Global retail sales of licensed products and services reached 369.6 billion dollars in 2024, up 3.7 percent over the prior year, according to Licensing International’s 2025 Global Licensing Industry Study. That retail figure is the size of the licensing economy. The royalties that flow back to the owners of the underlying ideas are a slice of it, calculated as a percentage of sales, and understanding the difference between the two numbers is where most inventors get confused.
The size of the licensing economy
The 369.6 billion dollar figure comes from a study conducted by the research firm Brandar Consulting, drawing on licensing data from 935 companies across 56 countries. It measures the retail value of everything sold under a licensed brand, character, or property worldwide. The same study found the Entertainment and Characters segment alone reached 149.8 billion dollars, the largest single category.
That total has grown steadily and, by Licensing International’s account, has outpaced the broader retail market in recent years. The licensing model has moved from a niche corner of merchandising into a mainstream way that brands and inventions reach shelves.
Retail sales are not royalties
Here is the distinction that matters. The 369.6 billion dollar number is retail sales, not the money paid to idea owners. A royalty is a percentage of net or wholesale sales that a licensee pays the licensor for the right to make and sell a product. The royalty pool is therefore a fraction of the retail total, not the total itself.

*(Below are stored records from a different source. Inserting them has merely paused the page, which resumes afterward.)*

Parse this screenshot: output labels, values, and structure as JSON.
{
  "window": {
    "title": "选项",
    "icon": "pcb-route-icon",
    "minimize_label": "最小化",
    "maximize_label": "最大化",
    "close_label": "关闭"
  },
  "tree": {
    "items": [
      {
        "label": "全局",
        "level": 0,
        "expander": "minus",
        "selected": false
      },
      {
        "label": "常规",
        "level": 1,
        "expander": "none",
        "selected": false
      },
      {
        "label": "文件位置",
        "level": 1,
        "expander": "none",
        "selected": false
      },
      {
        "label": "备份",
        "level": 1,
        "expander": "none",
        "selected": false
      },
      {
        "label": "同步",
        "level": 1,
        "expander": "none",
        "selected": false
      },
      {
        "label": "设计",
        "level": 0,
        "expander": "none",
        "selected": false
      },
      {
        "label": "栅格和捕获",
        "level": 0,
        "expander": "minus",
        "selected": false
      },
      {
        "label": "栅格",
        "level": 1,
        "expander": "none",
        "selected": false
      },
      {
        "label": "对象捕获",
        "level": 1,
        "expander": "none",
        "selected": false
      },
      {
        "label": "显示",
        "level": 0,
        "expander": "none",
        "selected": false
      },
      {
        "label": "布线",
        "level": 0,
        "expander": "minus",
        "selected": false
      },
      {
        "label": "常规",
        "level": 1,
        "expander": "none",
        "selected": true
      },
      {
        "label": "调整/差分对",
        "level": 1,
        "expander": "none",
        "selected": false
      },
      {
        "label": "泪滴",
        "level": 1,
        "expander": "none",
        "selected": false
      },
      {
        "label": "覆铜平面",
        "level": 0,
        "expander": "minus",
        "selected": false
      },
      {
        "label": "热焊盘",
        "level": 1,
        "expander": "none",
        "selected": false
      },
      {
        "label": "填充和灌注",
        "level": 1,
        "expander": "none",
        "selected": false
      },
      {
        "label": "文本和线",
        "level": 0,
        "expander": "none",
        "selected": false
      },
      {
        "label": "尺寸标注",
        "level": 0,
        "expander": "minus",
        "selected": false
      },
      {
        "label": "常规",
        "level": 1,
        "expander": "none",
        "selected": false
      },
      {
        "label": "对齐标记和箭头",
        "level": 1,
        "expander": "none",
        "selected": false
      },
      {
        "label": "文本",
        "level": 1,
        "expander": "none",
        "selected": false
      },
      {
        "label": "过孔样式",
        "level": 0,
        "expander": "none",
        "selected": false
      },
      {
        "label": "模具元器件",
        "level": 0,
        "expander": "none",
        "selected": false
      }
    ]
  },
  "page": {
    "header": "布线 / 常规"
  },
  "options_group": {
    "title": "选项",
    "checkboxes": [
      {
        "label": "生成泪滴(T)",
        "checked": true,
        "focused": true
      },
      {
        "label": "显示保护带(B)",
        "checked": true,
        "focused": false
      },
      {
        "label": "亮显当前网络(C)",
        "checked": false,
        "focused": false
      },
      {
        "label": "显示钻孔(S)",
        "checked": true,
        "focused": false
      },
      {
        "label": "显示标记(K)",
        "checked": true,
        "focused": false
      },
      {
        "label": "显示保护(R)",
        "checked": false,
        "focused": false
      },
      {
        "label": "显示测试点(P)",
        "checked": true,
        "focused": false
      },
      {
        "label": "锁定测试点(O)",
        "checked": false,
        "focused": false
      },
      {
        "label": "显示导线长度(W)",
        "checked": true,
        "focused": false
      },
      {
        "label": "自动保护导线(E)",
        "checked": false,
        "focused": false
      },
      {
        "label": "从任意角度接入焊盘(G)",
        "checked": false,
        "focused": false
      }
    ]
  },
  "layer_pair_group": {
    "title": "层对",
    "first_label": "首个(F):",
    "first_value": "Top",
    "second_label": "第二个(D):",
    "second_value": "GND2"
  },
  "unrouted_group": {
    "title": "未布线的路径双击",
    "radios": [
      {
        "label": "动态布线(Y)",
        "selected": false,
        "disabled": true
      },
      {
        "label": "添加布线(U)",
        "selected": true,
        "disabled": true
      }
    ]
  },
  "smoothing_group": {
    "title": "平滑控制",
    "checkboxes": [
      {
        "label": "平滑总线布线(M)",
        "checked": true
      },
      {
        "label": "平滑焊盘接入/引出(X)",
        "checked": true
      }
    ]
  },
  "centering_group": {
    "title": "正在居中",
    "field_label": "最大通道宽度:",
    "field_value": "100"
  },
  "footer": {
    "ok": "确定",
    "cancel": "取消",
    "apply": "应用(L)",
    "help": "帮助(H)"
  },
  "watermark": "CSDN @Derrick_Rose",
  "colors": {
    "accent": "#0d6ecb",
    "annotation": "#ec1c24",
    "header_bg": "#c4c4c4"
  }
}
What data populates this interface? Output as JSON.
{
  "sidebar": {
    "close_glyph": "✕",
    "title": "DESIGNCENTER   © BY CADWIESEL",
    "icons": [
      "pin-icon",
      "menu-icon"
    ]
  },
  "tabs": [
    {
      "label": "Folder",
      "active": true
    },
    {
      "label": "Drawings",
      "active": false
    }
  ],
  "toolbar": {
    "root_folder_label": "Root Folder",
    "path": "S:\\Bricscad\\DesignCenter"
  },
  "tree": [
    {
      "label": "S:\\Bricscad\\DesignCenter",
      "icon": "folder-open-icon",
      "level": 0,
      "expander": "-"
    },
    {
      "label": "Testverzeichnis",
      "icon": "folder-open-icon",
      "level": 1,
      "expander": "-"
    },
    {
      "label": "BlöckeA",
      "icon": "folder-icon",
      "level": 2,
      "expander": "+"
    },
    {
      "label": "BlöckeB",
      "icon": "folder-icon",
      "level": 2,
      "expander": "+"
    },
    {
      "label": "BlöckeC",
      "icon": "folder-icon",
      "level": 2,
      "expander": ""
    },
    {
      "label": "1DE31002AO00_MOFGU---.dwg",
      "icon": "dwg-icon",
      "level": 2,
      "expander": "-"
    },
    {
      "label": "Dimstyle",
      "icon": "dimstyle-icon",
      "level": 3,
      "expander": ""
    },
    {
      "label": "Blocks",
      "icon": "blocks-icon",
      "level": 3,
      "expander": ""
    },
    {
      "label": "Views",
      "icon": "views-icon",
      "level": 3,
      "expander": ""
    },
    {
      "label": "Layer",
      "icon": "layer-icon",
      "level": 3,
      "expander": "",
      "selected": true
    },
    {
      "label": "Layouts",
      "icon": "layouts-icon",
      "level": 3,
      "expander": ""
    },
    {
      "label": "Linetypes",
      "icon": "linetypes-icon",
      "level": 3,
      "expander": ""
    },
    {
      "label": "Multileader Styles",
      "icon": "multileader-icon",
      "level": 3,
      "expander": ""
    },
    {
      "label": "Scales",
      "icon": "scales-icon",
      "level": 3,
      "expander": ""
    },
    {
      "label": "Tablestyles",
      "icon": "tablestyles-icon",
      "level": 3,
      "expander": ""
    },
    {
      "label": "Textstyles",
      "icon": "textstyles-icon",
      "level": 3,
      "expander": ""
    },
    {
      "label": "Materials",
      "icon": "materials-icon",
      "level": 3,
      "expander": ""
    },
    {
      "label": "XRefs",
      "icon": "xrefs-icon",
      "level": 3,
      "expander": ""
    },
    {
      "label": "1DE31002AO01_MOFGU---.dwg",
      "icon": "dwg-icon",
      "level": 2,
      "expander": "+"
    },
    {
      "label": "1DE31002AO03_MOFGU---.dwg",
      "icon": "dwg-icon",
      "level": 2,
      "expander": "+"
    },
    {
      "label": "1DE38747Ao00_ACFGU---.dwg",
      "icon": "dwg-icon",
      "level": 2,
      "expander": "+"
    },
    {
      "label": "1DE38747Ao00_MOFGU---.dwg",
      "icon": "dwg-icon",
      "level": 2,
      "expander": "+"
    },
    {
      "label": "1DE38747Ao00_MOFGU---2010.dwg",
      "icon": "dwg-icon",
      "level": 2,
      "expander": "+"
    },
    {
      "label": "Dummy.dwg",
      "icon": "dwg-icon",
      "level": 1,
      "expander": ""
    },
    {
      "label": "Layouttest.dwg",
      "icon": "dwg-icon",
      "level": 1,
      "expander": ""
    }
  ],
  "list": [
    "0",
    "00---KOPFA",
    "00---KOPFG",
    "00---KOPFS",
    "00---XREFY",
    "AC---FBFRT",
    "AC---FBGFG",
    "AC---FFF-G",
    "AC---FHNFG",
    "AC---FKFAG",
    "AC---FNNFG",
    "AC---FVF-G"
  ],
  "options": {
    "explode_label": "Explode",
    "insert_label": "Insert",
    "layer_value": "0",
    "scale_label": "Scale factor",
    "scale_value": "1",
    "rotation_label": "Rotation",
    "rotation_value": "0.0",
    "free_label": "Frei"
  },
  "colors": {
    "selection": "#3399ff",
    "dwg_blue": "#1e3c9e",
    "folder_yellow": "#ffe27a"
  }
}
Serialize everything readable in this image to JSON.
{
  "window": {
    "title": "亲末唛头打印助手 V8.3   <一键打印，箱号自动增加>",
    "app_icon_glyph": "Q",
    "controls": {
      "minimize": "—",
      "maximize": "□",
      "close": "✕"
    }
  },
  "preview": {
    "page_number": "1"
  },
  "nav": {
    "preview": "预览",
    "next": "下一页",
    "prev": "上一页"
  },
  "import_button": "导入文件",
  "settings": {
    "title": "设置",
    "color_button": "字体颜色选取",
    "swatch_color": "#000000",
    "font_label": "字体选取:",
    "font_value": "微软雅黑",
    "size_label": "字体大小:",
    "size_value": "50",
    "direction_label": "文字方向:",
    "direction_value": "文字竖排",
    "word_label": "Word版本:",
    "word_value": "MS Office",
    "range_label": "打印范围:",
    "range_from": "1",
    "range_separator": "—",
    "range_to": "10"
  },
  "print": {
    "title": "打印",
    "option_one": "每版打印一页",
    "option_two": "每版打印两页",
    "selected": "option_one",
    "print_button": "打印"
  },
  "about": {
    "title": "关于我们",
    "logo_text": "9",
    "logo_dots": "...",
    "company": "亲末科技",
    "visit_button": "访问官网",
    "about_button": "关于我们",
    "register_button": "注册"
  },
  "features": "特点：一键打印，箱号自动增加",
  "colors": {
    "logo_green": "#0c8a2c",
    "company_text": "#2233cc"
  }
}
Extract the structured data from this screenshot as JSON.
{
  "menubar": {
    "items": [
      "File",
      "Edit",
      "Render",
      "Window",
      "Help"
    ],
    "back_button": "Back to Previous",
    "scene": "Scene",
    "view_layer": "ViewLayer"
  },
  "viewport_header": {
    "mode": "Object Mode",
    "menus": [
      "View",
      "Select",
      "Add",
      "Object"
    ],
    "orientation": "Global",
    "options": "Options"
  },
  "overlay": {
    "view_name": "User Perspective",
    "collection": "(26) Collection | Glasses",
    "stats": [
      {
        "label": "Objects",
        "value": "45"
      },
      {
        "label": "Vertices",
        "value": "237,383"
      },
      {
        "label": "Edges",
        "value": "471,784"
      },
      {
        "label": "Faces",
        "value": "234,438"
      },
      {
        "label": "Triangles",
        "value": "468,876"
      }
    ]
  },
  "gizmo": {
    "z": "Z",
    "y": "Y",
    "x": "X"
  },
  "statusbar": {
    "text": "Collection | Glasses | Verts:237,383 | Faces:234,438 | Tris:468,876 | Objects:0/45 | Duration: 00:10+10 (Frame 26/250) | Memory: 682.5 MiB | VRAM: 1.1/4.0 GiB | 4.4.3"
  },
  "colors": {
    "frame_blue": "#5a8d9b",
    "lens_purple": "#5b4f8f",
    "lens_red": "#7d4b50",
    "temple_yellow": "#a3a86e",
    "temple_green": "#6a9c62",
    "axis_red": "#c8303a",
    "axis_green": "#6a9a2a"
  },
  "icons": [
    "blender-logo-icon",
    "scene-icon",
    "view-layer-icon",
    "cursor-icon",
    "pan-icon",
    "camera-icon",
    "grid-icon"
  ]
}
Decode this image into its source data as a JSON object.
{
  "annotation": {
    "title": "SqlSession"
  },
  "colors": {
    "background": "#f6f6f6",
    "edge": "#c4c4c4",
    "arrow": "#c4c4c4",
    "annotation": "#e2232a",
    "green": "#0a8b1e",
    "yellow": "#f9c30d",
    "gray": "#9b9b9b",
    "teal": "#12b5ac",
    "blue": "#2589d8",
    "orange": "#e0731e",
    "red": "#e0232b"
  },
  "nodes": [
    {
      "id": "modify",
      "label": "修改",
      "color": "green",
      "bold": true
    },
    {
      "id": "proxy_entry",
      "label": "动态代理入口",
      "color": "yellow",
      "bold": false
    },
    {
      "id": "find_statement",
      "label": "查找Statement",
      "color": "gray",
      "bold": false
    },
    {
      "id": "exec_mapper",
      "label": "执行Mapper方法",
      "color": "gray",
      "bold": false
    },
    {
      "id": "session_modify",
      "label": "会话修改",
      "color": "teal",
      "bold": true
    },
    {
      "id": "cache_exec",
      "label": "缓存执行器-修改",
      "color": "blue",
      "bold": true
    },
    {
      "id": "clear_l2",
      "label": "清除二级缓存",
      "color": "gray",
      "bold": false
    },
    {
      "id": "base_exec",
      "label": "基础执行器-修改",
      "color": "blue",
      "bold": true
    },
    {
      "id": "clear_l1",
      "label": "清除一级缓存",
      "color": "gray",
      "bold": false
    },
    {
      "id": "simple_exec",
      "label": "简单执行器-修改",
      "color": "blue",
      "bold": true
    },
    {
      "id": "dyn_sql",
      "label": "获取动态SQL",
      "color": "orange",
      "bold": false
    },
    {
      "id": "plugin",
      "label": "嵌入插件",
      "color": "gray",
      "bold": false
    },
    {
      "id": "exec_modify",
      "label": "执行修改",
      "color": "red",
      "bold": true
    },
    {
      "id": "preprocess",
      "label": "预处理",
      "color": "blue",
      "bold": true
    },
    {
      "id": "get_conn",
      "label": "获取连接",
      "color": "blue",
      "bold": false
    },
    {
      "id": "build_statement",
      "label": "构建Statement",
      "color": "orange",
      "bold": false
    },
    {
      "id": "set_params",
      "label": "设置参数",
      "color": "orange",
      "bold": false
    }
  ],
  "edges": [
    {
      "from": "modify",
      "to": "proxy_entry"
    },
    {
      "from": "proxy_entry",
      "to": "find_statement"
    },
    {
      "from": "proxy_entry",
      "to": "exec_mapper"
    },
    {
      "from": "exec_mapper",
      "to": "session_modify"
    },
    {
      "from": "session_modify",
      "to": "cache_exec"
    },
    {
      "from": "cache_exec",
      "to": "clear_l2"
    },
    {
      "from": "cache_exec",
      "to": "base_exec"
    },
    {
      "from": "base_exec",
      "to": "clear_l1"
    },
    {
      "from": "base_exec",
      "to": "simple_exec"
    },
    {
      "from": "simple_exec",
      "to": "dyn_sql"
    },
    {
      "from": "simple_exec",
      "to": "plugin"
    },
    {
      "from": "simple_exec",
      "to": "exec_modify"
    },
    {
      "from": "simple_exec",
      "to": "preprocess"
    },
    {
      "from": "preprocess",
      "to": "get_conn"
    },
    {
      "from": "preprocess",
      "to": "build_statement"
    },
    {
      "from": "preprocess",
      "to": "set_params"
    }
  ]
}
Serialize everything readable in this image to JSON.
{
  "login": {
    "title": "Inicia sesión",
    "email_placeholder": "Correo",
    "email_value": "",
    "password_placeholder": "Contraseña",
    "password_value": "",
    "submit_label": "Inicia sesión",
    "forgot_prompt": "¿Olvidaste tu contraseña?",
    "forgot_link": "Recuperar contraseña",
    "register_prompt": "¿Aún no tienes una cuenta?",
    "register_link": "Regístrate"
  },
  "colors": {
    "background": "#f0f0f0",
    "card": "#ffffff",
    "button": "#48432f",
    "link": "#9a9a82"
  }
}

Royalty rates vary widely by category. Industry benchmarking sources, including RoyaltySource, which compiles rates from licensing agreements filed with the U.S. Securities and Exchange Commission, show that rates commonly fall in the low-single-digit to mid-teen percentage range depending on the product type. Entertainment and character properties tend to command higher rates than corporate or industrial ones. The exact number in any deal is negotiated and depends on the property, the category, and the bargaining position of each side.
How a royalty actually works
A simple example shows the mechanics without promising anything. If a licensee sells a product at wholesale and the agreement sets a royalty as a percentage of that wholesale price, the licensor receives that percentage on each unit sold. The licensor does not manufacture, warehouse, or ship. The licensee carries those costs and risks. That trade, giving up manufacturing control in exchange for a sales-based payment, is the entire logic of licensing.
What the data does not say is what any individual inventor will earn. Royalty rates describe market norms, not guarantees, and a license only pays if the licensed product actually sells. The figures here are market context, not a forecast for any one deal.
Why inventors choose licensing
For an independent inventor, licensing removes the heaviest burdens of bringing a product to market: the factory, the inventory, the distribution, and the cash needed to fund all three. Instead of building a company, the inventor licenses the idea to a company that already has those capabilities. The payoff structure shifts from upfront capital to ongoing royalties tied to sales.
That path has its own requirements. Companies license ideas that are protected, well-presented, and aimed at a market they understand. A patent or pending application establishes the right being licensed, and professional visuals make the product reviewable. Companies routinely evaluate and sign licensing deals based on renderings, CAD, and a clear pitch package, without a physical prototype on the table.
Enhance Innovations, a product development firm founded in 2010 in Champlin, Minnesota, structures its work around that reality. It keeps design, engineering, marketing, and licensing under one roof, works virtual-first so a product can be presented before any tooling is built, and offers licensing representation on a contingency basis, meaning no upfront fee for that representation. The integrated setup exists because a licensing pitch needs design, protection, and presentation to line up, and coordinating those across separate freelancers adds cost and friction.
Reading the licensing data correctly
The honest summary of the numbers is this: the licensing economy is large and growing, the royalty share is a percentage of sales rather than the headline retail figure, and rates differ enough by category that no single average tells an inventor much. Anyone weighing a license should study the norms in their specific category rather than the global total.
Neutral sources anchor the homework. The USPTO’s patent basics explains the protection that gives a license its legal footing, and the U.S. Small Business Administration’s guidance on business structure helps an inventor decide how to hold and license intellectual property. For research on how universities license inventions, the Association of University Technology Managers publishes accessible material on how technology transfer and royalties work in practice.
The licensing economy crossed 369.6 billion dollars in retail sales in 2024. For an inventor, the useful takeaway is not that headline number but the structure beneath it: royalties are a negotiated percentage of sales, they vary by category, and they reward ideas that arrive protected, presented, and pointed at a market that wants them.